The spectroscopic data from the New Horizons mission only provides information about a surface layer not thicker than a sheet of paper. However, convection would also explain how the surface of this area of Pluto is so young, Melosh said.
Overturn from convection would erase impact craters and renew this section of the dwarf planet’s surface, which fits with the data New Horizons provided. From this data the surface of Pluto’s Sputnik Planum is estimated to be less than 10 million years old, which is considered very young and suggests significant activity on the surface. However, the Purdue team’s convection model suggests that the age of the surface of the nitrogen ice fields of the Sputnik Planum region is even younger, around one million years old, he said.
“Many people expected Pluto to be a cold, dead world,” Melosh said. “What we’ve discovered through this mission is that cold worlds like Pluto have a different kind of activity that involves materials we think of as gases. This understanding offers a new perspective that cold worlds can be just as active and interesting as our own.”
In addition to Trowbridge and Melosh, the research team includes Jordan Steckloff, who was a graduate student at Purdue the time of the research, and Andy Freed, a Purdue professor of earth, atmospheric and planetary sciences.
The team computed the Rayleigh number for the nitrogen ice layer, a mathematical term associated with the level of buoyancy-driven flow, or convection, and found it to be more than 10,000 times greater than the critical value needed for the onset of convection. This means convection could easily occur, even at the extremely low temperatures of Pluto, which average more than 300 degrees Fahrenheit below zero.
A team led by William McKinnon, deputy lead of the New Horizons Geology, Geophysics and Imaging team, also concluded convection is the most viable explanation for the polygons. A paper detailing their work is published in the same issue of Nature.

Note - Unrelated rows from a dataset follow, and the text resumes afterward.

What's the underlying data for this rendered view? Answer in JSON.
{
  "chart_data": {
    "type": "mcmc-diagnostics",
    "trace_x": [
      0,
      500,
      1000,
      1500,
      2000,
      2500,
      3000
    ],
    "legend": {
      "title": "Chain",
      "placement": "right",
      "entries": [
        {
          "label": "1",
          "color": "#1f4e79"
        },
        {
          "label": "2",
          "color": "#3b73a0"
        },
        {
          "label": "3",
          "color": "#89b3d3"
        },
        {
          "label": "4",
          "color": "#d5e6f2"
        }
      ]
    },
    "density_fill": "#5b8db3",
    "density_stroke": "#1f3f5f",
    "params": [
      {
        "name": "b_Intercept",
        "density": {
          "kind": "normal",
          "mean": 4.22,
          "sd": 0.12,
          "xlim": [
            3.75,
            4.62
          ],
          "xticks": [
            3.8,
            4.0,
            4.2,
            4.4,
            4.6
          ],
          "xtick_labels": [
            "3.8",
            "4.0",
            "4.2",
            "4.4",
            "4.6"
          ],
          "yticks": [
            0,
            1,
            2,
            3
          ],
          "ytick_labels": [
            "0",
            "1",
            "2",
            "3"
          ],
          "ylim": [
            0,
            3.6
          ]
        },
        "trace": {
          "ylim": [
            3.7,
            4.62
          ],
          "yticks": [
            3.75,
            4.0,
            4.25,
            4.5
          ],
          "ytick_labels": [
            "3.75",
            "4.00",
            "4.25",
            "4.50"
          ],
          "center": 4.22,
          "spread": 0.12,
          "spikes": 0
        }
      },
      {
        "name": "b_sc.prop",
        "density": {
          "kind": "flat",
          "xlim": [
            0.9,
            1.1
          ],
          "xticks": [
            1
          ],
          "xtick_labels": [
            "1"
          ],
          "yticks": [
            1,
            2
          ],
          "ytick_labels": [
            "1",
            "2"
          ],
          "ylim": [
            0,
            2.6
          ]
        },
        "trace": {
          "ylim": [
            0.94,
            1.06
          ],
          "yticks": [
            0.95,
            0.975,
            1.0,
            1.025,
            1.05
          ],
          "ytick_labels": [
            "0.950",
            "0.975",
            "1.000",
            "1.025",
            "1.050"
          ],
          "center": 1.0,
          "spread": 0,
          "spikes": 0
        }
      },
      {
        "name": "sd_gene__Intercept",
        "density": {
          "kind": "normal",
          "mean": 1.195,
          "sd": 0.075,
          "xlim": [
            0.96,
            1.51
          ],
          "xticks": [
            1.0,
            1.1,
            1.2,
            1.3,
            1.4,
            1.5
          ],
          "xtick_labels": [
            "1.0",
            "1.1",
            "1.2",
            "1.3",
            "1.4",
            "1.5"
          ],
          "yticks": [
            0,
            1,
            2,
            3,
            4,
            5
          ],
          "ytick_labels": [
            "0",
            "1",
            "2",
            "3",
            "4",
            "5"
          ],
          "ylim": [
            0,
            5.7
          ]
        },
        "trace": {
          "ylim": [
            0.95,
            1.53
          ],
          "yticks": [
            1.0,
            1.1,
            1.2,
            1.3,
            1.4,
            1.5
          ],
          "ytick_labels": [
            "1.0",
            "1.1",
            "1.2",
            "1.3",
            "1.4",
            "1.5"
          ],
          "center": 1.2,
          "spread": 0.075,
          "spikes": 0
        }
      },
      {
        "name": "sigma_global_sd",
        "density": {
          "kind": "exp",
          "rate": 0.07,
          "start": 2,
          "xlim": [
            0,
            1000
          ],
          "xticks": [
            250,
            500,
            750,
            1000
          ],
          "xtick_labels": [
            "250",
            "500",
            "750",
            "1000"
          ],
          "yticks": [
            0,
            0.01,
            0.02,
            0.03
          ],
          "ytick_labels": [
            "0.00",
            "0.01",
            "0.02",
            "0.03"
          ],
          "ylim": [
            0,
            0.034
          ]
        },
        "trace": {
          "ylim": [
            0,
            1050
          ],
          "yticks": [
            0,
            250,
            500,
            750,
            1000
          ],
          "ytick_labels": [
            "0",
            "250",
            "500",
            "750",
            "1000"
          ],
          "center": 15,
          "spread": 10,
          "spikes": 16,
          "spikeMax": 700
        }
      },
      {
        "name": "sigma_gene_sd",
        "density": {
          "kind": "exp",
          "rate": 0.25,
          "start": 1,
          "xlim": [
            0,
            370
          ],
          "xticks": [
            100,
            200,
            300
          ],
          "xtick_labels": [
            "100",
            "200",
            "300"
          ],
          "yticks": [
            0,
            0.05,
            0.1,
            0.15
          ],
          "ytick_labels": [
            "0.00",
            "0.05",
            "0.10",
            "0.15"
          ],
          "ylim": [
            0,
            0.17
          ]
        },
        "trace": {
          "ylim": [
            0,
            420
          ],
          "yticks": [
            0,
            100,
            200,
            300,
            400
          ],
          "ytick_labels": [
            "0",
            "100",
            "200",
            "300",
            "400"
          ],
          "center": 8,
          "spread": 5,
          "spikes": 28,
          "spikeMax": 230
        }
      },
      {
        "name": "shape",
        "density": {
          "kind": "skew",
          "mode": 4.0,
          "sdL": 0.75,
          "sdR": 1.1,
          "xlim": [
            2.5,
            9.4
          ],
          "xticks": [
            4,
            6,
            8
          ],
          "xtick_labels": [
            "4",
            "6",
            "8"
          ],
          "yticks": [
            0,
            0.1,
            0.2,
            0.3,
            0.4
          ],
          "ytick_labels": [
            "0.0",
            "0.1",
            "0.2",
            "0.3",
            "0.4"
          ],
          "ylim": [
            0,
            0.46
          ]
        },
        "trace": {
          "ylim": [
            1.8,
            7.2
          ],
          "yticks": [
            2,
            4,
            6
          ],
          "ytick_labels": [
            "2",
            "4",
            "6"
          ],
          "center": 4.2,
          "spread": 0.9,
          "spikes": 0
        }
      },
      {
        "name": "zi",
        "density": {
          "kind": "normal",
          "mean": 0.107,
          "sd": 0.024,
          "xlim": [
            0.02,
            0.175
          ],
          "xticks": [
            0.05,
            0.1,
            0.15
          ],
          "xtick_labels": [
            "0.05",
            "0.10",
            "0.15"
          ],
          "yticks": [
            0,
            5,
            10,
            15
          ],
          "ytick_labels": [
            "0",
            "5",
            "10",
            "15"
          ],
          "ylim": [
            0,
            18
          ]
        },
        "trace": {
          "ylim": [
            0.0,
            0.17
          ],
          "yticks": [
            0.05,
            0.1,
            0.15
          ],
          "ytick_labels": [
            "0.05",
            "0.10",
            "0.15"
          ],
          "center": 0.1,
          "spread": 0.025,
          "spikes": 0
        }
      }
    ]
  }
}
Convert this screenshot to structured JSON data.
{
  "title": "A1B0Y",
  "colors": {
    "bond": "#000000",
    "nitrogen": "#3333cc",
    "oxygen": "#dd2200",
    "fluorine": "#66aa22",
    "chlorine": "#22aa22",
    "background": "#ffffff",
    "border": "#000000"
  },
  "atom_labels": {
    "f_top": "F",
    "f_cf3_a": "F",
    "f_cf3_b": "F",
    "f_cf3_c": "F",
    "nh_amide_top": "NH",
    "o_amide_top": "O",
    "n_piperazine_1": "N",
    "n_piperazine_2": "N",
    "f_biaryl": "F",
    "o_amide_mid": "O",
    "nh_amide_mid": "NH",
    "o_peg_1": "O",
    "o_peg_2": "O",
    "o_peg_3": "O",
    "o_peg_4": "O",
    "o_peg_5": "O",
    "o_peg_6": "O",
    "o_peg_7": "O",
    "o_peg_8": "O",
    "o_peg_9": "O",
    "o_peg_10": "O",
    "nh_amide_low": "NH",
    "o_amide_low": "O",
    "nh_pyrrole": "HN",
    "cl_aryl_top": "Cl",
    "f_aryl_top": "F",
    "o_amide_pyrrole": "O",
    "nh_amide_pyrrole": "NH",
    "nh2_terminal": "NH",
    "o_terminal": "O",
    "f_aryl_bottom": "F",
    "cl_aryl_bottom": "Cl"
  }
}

“Pluto has surprised us, but you never know what you will see until you get there,” said Steckloff, who performed analysis of the annual thermal changes on Pluto and evaluated alternative explanations for the polygon terrain. “This underscores the importance of these missions, which provide rich data, but also reveal new questions and how much we don’t know. We look forward to the complete analysis of the surface composition and how it affects our model. However, definitive confirmation of our model would require another mission to probe below the surface.”
The Fredrick N. Andrews Fellowship and a NASA geology and geophysics grant funded the research.